Heather Dorretta Palin

Palin has been assigned to Kitchener. She was a Crown counsel on the ministry of the attorney general’s provincial human trafficking prosecution team for the west and central west regions, prosecuting complex human trafficking and sexual assault cases before the Superior Court of Justice and the Ontario Court of Justice.

After graduating from the University of Toronto Faculty of Law, she was called to the Ontario bar in 2013 and started her legal career in Niagara South and Middlesex County as an assistant Crown attorney. In 2019, she began serving as an alumni mentor for law students at the University of Toronto.

Palin sits on the anti-human trafficking committee of the sexual assault support centre of Waterloo region.

Lindsey Ann Jessica Santerre

Santerre has been assigned to Espanola-Manitoulin.

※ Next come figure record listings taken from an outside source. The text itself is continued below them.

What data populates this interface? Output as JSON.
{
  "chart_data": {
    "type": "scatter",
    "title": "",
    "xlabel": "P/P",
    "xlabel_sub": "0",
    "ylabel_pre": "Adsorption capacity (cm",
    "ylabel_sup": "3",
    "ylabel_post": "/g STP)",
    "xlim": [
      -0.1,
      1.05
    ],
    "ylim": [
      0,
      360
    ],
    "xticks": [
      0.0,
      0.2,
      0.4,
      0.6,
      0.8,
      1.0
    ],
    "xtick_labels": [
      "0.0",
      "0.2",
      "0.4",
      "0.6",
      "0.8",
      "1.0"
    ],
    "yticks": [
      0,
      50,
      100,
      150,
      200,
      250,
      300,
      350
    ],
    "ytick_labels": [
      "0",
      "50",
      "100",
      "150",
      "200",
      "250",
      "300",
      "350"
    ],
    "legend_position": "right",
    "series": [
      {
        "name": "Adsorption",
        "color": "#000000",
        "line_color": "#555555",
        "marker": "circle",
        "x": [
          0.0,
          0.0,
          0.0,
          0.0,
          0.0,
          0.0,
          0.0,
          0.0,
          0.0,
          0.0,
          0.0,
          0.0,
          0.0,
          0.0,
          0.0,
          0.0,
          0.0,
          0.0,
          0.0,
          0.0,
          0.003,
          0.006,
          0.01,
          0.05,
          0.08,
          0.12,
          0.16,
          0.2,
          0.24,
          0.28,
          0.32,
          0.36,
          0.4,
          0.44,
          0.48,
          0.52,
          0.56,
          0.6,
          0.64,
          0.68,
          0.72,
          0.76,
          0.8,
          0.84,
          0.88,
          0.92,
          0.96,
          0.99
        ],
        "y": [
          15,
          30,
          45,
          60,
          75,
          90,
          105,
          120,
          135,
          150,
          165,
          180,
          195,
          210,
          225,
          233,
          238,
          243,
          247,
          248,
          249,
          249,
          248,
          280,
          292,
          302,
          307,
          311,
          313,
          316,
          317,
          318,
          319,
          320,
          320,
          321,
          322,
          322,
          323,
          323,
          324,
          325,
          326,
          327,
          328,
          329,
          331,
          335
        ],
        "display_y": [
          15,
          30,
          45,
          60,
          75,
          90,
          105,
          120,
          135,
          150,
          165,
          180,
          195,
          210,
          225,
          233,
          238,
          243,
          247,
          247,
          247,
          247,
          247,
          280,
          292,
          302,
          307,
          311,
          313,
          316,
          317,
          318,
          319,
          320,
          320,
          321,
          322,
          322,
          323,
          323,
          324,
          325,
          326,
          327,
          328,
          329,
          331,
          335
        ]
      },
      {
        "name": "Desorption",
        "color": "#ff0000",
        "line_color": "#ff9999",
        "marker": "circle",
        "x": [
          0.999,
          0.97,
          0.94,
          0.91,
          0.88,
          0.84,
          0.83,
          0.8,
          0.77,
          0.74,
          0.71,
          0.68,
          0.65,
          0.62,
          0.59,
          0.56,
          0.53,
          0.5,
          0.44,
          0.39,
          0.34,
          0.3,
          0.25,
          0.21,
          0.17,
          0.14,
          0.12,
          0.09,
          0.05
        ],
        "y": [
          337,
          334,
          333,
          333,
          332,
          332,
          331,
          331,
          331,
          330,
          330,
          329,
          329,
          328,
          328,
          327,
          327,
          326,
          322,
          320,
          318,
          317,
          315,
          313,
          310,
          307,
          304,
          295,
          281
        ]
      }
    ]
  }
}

She was the Crown attorney for the districts of Algoma and Manitoulin, prosecuting serious and complex cases before the Superior Court of Justice and the Ontario Court of Justice.

She logged a stint as assistant Crown attorney for the district of Sudbury and served as the local and regional designated Crown to prosecute human trafficking, firearm offences, and opioid overdose death investigations. She received her degree from Australia’s Bond University Faculty of Law and was called to the Ontario bar in 2013.

Santerre started her legal career with Scarfe Wells Criminal Law before moving to Robert Beckett Criminal Law.

Ontario attorney general Doug Downey announced the appointments.